SeaBee Data Analysis Products

Rapport
Publiseringsår
2025
Eksterne nettsted
Cristin
Forfattere
Arnt Børre Salberg, Are Charles Jensen, Jarle Hamar Reksten, Sindre Molværsmyr, Hege Gundersen, Kristina Øie Kvile, Martin Biuw, Theodor Johannes Line Forgaard, Kasper Hancke

Sammendrag

This report details the data analysis products developed within the SeaBee project, a national infrastructure for drone-based services for use in coastal and aquatic research, mapping and monitoring of habitats, animal communities, and anthropogenic impacts. We present an advanced, automated data analysis pipeline that leverages deep learning for two primary tasks: pixel-wise thematic mapping of coastal habitats and object detection for counting wildlife. The pipeline utilizes models such as U-Net and Faster R-CNN to process high-resolution drone imagery (RGB, MSI, and HSI) and incorporates a novel hierarchical classification structure for habitat mapping and a robust method for detecting out-of-distribution (OOD) samples. We demonstrate the pipeline's pixel-wise mapping effectiveness through extensive experiments at three diverse Norwegian coastal sites—Remøy, Vega, and Ølbergholmen—achieving high accuracy in mapping complex habitats like kelp forests and various substrate types.
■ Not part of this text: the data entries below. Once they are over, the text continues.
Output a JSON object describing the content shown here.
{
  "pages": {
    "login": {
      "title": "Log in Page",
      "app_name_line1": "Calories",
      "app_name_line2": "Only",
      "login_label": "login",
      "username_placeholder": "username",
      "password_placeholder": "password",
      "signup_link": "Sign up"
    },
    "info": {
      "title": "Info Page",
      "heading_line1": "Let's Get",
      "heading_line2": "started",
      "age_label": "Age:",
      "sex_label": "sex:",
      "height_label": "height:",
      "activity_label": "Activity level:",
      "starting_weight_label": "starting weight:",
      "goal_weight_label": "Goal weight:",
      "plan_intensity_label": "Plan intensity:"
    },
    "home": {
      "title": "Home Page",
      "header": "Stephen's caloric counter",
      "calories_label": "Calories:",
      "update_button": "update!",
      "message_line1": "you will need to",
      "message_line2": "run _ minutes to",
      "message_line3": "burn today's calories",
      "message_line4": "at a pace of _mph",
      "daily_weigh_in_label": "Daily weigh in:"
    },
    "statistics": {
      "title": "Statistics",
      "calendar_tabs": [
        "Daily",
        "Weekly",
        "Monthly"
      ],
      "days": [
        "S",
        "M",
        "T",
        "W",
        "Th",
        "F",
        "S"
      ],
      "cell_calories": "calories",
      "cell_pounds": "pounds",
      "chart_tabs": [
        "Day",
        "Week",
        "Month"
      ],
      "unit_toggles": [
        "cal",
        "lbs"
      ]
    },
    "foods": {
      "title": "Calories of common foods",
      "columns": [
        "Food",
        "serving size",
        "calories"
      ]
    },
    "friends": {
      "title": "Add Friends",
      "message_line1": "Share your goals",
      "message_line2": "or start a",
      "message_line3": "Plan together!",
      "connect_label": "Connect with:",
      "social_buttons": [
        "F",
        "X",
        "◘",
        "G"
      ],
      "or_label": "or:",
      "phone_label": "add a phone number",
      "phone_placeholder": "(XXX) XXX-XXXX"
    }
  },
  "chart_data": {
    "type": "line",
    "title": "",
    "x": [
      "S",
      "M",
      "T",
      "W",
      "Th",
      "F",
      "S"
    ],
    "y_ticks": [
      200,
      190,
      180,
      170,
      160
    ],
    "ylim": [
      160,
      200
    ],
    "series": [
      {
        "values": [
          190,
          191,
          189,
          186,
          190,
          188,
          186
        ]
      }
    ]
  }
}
Furthermore, the object detection framework shows strong performance in the automated counting and classification of 11 seabird species and coastal seals, offering a significant improvement in efficiency over traditional survey methods. The results confirm that the SeaBee pipeline is a powerful, scalable tool for environmental research and management, though we also discuss challenges such as data imbalance and model generalizability that will inform future work. This research is funded by the Research Council of Norway, project ID #296478, to the Norwegian Infrastructure for drone-based research, mapping, and monitoring in the coastal zone (SeaBee).